Boehner’s probably right. The order only affects future contracts, and most federal contractors likely pay their employees more than $10.10 anyway. But no matter, because what Obama has done is seized on an issue of consequence and finally, even if ineffectually, done something about it. He’ll get points for that, points he should be able to turn into ballot-box wins for Democrats in the upcoming midterm elections.
The larger worry that the president seeks to address is the deteriorating circumstances of the middle class. Those families — neither rich nor poor — have been taking a beating. The share of Americans who think of themselves as middle class is now 44 percent, down from 53 percent in 2008, according to a new survey from the Pew Research Center. The causes of these changes are complex and over time — especially with the economic recovery underway — some of it might right itself. Any proposed solutions are complex as well. But one fix, at least, appears simple and immediate: Increase the minimum wage. “Give America a raise!” Obama urged in his address, and really, what not-so-well-paid voter wouldn’t want that? Few, I think, which is exactly what makes it so politically powerful.
First put in place in 1938, the federal minimum wage started at just 25 cents (of course, back then two bits could get you a shave and a haircut). It’s not pegged to inflation, so Congress has to legislate any changes. The last rise in 2009 was to $7.25, which is, historically speaking, comparatively low. The high point for the minimum wage was 1968, when the real rate (that is, adjusted for inflation) was $10.77. Today’s minimum is thus a third less, which gives Obama much room to argue that any proposed increase is long overdue.

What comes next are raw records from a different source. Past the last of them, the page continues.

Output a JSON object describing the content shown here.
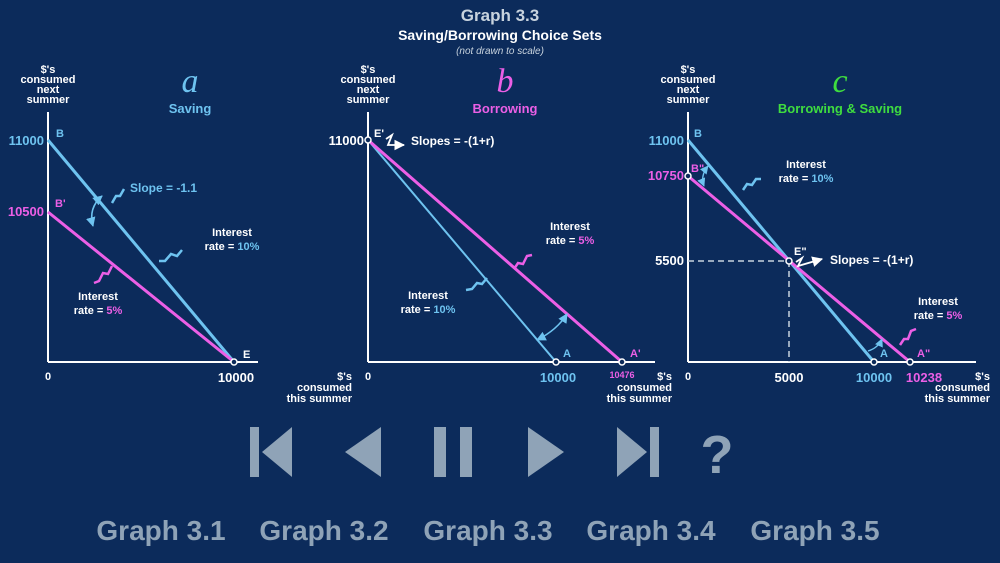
{
  "header": {
    "title": "Graph 3.3",
    "subtitle": "Saving/Borrowing Choice Sets",
    "note": "(not drawn to scale)"
  },
  "colors": {
    "background": "#0c2b5b",
    "blue": "#6ec3f0",
    "magenta": "#ec5fe6",
    "green": "#3fdd3f",
    "white": "#ffffff",
    "controls": "#8fa3b7"
  },
  "common": {
    "y_axis_label": [
      "$'s",
      "consumed",
      "next",
      "summer"
    ],
    "x_axis_label": [
      "$'s",
      "consumed",
      "this summer"
    ],
    "origin": "0"
  },
  "panels": {
    "a": {
      "letter": "a",
      "title": "Saving",
      "y_tick_high": "11000",
      "y_tick_low": "10500",
      "x_tick": "10000",
      "point_b": "B",
      "point_b2": "B'",
      "point_e": "E",
      "slope_label": "Slope = -1.1",
      "blue_label": [
        "Interest",
        "rate = ",
        "10%"
      ],
      "pink_label": [
        "Interest",
        "rate = ",
        "5%"
      ]
    },
    "b": {
      "letter": "b",
      "title": "Borrowing",
      "y_tick": "11000",
      "x_tick_a": "10000",
      "x_tick_a2": "10476",
      "point_e": "E'",
      "point_a": "A",
      "point_a2": "A'",
      "slopes_label": "Slopes = -(1+r)",
      "blue_label": [
        "Interest",
        "rate = ",
        "10%"
      ],
      "pink_label": [
        "Interest",
        "rate = ",
        "5%"
      ]
    },
    "c": {
      "letter": "c",
      "title": "Borrowing & Saving",
      "y_tick_high": "11000",
      "y_tick_mid": "10750",
      "y_tick_low": "5500",
      "x_tick_mid": "5000",
      "x_tick_a": "10000",
      "x_tick_a2": "10238",
      "point_b": "B",
      "point_b2": "B\"",
      "point_e": "E\"",
      "point_a": "A",
      "point_a2": "A\"",
      "slopes_label": "Slopes = -(1+r)",
      "blue_label": [
        "Interest",
        "rate = ",
        "10%"
      ],
      "pink_label": [
        "Interest",
        "rate = ",
        "5%"
      ]
    }
  },
  "controls": {
    "first_icon": "skip-to-first-icon",
    "prev_icon": "previous-icon",
    "pause_icon": "pause-icon",
    "next_icon": "next-icon",
    "last_icon": "skip-to-last-icon",
    "help_label": "?"
  },
  "nav": [
    "Graph 3.1",
    "Graph 3.2",
    "Graph 3.3",
    "Graph 3.4",
    "Graph 3.5"
  ]
}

The push-back to hiking the minimum wage is that it’s a job killer. In theory, increases to wages cause businesses to hire less (in the same way that an increase in the price of a product would cause consumers to buy less of it). But sometimes theory gets hijacked by reality. Economists endlessly debate the point, but much data suggest past rises haven’t significantly hurt jobs. “Why does the minimum wage have no discernable effect on employment?” wonders a 2013 study from the left-learning Center for Economic and Policy Research. The report advances a number of explanations. Better-paid employees stay with their jobs, companies find other efficiencies to compensate, businesses simply raise prices, or incomes of the highest paid get slightly reduced.
Granted, at some point a large boost to the minimum wage — say doubling or tripling it — would wreak economic havoc. But at the modest levels Obama is proposing? Probably not.
But the impact on wage earners would be huge. A full-time worker making the minimum today grosses around $14,500. A boost to $10.10 would push annual earnings to $20,200. Is nearly $500 a month meaningful? You bet it is. Moreover, increases in the minimum wage tend to have a ratchet effect, in that workers now paid slightly more than the minimum will also see their compensation go up.
You can see where this goes politically. Some argue that since lower-paid workers tend to vote for Democrats anyway, there’s no real political gain to be had from the increase. But during his reelection, Obama’s team figured out that there were certain wedge issues — such as same-sex marriage or immigration reform — that would energize segments of the Democratic base, boosting turnout and overwhelming less-enthusiastic Republican voters. The minimum wage is a wedge issue too. If Republicans resist an increase, they’ll look to be denying money in families’ pockets all out of some nebulous concern for well-heeled corporations. Us versus them doesn’t make for a pretty picture — unless, of course, you’re a Democratic strategist seeing that a path to victory runs along a minimum wage road.